We introduced the R package harf to synthesize high-dimensional data. The package extends the adversarial random forest framework to effectively handle high-dimensional omics data and supports both unconditional and conditional data generation. We have illustrated the usage of the package in both unsupervised and supervised downstream analysis contexts. In the unsupervised context, we demonstrated that the {h}-ARF model can effectively capture the underlying structure of the original data, including the correlation structure between features and the cluster structure of cells. In the supervised context, we showed that synthetic datasets generated by the {h}-ARF model can be used to train prediction models that achieve similar performance to those trained on original data. Therefore, offering a powerful tool for generating realistic synthetic datasets to improve prediction performance in case of lack of training datasets.

References

  • The Cancer Genome Atlas Pan-Cancer analysis project. Nature Genetics, 45, 1113–1120 (2013). Link here.

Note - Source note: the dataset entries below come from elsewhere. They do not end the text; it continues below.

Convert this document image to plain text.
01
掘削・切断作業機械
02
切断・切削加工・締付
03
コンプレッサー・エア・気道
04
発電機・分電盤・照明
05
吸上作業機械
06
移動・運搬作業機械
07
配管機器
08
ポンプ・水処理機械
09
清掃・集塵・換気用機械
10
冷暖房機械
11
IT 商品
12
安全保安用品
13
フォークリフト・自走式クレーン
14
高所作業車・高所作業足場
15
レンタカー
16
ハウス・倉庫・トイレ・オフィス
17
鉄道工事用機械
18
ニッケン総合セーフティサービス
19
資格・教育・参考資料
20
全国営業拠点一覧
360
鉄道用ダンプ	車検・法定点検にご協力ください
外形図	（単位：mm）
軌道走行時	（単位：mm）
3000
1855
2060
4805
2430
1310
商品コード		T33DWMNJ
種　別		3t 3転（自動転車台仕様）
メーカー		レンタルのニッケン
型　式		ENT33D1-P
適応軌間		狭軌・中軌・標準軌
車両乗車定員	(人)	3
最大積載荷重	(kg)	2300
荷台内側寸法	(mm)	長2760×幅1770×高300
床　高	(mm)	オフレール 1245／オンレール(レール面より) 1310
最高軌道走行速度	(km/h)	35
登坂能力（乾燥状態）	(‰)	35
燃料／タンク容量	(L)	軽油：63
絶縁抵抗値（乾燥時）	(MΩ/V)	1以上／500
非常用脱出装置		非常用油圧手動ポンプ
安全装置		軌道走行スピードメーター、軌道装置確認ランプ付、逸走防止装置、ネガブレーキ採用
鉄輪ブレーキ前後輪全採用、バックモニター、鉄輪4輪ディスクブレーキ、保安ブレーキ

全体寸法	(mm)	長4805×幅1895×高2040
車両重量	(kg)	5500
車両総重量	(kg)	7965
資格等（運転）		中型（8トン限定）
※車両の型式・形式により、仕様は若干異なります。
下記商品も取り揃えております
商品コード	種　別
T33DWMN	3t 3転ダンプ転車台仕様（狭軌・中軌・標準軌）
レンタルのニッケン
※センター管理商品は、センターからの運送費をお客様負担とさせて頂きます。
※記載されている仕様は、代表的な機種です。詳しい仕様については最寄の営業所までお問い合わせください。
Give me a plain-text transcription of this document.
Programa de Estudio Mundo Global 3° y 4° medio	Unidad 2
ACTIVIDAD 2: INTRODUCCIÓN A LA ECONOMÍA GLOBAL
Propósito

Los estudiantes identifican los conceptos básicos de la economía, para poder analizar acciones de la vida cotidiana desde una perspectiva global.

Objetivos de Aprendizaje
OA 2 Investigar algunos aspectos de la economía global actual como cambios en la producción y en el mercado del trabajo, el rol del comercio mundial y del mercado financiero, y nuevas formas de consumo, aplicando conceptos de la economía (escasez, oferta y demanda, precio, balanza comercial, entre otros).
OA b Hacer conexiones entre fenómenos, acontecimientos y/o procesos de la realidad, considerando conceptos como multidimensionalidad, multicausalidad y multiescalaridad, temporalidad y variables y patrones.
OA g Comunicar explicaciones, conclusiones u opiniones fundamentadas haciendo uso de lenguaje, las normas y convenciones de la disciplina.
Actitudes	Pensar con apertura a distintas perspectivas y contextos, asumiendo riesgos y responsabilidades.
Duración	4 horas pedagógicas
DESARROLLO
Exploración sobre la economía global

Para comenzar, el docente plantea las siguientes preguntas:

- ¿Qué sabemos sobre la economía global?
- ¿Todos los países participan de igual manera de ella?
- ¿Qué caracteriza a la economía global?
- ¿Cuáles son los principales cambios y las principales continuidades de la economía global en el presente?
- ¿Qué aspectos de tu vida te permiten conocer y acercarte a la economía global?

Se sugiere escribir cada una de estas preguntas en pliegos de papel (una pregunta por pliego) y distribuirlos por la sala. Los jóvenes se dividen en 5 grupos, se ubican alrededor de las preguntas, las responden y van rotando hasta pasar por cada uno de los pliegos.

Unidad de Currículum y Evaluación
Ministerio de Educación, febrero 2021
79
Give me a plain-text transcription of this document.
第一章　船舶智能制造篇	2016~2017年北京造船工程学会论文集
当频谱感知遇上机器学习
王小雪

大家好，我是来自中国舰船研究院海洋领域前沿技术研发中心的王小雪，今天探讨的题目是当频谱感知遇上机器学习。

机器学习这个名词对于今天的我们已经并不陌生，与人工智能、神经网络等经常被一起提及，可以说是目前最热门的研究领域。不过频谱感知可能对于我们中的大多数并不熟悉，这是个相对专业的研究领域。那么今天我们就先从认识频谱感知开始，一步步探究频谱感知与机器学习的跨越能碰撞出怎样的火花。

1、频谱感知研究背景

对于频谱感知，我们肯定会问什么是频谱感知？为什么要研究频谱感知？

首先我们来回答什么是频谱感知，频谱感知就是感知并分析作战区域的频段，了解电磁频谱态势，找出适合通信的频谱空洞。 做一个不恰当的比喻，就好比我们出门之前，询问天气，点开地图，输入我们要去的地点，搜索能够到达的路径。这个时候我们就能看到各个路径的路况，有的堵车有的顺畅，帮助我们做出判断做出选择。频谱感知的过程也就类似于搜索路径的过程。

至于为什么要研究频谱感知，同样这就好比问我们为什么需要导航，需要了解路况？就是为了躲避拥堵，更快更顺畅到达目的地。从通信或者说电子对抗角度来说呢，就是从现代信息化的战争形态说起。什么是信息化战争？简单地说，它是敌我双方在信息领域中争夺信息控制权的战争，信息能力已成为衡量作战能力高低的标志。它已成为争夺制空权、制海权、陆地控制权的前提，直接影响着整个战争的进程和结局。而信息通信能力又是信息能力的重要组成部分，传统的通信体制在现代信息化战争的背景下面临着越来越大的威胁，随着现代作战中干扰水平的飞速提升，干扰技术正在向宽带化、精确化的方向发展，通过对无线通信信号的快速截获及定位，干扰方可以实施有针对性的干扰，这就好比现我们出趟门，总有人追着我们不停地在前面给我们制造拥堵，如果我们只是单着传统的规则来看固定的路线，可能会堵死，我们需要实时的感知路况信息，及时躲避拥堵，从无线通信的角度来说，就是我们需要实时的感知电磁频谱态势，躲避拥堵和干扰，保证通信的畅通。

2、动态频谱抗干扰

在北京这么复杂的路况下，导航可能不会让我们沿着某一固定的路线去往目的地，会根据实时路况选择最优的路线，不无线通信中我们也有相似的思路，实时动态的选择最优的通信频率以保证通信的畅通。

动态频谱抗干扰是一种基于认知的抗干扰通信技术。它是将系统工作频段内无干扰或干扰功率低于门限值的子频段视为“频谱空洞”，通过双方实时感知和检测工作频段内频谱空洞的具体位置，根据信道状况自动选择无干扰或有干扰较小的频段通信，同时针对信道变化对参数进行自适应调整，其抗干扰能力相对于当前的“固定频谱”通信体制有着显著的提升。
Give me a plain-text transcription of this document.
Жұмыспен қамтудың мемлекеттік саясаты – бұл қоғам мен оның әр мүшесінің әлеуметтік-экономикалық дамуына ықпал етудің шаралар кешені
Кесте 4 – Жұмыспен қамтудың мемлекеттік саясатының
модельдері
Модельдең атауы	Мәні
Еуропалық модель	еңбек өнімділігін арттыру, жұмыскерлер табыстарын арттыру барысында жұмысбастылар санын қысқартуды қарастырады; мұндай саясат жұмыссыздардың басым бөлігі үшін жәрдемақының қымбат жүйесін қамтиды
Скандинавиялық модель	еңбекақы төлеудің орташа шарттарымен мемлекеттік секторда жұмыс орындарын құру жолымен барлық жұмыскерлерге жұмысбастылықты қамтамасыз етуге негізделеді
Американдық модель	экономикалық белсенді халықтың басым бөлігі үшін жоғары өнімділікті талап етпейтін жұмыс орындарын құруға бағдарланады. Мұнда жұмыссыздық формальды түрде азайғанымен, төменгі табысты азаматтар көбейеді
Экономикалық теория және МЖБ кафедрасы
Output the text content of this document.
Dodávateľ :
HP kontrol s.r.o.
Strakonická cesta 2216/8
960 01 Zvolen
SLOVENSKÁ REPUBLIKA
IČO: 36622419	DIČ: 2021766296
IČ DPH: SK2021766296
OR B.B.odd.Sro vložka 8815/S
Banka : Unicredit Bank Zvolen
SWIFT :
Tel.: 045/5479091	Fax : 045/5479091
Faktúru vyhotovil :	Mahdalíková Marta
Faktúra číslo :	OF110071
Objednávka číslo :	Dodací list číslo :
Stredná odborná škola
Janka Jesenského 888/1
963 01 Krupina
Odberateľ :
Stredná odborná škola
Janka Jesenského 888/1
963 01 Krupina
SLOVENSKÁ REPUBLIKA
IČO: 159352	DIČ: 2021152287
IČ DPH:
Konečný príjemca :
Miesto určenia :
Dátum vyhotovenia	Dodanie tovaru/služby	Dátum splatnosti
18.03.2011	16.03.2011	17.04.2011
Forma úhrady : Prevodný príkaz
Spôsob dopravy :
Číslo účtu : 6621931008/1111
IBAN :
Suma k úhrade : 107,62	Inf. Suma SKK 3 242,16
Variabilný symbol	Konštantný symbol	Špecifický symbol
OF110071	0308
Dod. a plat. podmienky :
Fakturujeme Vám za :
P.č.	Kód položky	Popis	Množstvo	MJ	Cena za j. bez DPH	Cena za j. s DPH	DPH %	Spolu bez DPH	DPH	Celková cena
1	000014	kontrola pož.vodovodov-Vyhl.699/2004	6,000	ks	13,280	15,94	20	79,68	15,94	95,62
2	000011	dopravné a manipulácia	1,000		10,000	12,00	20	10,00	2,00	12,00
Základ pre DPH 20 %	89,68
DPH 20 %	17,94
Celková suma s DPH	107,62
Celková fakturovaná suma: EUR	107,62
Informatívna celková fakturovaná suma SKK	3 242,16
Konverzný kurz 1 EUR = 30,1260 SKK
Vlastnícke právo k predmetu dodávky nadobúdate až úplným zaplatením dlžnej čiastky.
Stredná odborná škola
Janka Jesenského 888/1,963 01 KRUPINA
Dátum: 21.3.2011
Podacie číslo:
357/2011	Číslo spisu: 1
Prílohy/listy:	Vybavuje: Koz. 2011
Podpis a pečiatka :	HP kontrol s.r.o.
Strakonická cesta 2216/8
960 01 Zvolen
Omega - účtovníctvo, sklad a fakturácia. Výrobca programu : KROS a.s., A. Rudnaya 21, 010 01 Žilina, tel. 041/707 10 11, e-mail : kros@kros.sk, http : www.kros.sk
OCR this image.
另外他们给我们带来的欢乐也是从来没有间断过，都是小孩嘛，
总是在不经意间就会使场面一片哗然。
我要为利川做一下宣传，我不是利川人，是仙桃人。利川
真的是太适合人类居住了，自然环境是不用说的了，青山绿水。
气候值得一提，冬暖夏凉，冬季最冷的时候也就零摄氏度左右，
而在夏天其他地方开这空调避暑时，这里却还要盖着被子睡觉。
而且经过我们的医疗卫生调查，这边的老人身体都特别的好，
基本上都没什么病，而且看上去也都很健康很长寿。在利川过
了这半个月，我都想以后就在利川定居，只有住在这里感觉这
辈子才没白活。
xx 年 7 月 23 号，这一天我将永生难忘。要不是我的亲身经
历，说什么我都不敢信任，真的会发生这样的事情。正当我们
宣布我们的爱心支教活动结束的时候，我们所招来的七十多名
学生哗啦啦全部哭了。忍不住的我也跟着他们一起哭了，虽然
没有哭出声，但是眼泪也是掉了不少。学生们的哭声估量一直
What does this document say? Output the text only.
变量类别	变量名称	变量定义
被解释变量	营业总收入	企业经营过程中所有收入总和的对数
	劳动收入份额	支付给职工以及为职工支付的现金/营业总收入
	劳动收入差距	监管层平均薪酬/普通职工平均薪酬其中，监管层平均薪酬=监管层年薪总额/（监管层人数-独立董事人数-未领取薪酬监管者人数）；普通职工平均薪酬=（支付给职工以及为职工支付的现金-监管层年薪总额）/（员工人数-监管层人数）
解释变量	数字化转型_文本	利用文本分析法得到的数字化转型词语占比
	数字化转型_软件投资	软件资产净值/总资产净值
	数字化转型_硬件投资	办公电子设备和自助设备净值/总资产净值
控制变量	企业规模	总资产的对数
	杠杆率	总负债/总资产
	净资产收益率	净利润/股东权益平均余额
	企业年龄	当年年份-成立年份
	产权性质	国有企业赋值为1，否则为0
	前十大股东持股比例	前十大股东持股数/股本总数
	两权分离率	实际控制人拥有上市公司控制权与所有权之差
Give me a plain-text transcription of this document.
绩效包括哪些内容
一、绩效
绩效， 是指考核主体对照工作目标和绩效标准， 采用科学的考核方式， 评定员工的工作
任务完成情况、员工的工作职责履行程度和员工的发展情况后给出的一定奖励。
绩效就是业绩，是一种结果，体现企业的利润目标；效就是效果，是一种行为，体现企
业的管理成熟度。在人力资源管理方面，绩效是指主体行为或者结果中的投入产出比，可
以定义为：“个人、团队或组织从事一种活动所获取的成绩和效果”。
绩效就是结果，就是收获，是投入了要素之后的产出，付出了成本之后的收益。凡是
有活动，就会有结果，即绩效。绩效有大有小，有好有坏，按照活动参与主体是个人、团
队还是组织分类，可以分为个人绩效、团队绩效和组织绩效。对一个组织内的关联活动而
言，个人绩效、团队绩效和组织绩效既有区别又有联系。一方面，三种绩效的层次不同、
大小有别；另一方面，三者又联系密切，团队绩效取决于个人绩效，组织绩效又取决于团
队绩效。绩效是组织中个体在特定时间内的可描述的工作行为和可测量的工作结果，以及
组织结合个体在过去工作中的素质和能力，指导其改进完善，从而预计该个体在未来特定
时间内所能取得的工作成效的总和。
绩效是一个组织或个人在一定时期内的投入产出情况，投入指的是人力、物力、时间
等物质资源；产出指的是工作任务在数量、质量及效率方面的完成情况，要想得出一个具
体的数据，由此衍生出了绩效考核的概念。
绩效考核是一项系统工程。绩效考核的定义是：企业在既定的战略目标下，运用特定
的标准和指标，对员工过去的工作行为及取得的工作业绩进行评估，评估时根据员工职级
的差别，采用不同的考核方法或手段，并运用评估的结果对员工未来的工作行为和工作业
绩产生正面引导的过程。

  • The Genotype-Tissue Expression (GTEx) project. Nature Genetics, 47, 1231–1237. (2015). Link here.

  • Genetic effects on gene expression across human tissues. Nature, 550, 204–213. (2017). Link here.

  • Q. Wang, J Armenia, C. Zhang, A.V. Penson, E. Reznik, L. Zhang, T. Minet, A. Ochoa, B.E. Gross, C. A. Iacobuzio-Donahue, D. Betel, B.S. Taylor, J. Gao, N. Schultz. Unifying cancer and normal RNA sequencing data from different sources. Scientific Data 5:180061, 2018. Link here.

  • Fouodo, C. J. K., et al. (2026). High-dimensional adversarial random forests. Submission. Link don’t click.

  • Watson, D. S., Blesch, K., Kapar, J. & Wright, M. N. (2023). Adversarial random forests for density estimation and generative modeling. In Proceedings of the 26th International Conference on Artificial Intelligence and Statistics. Link here.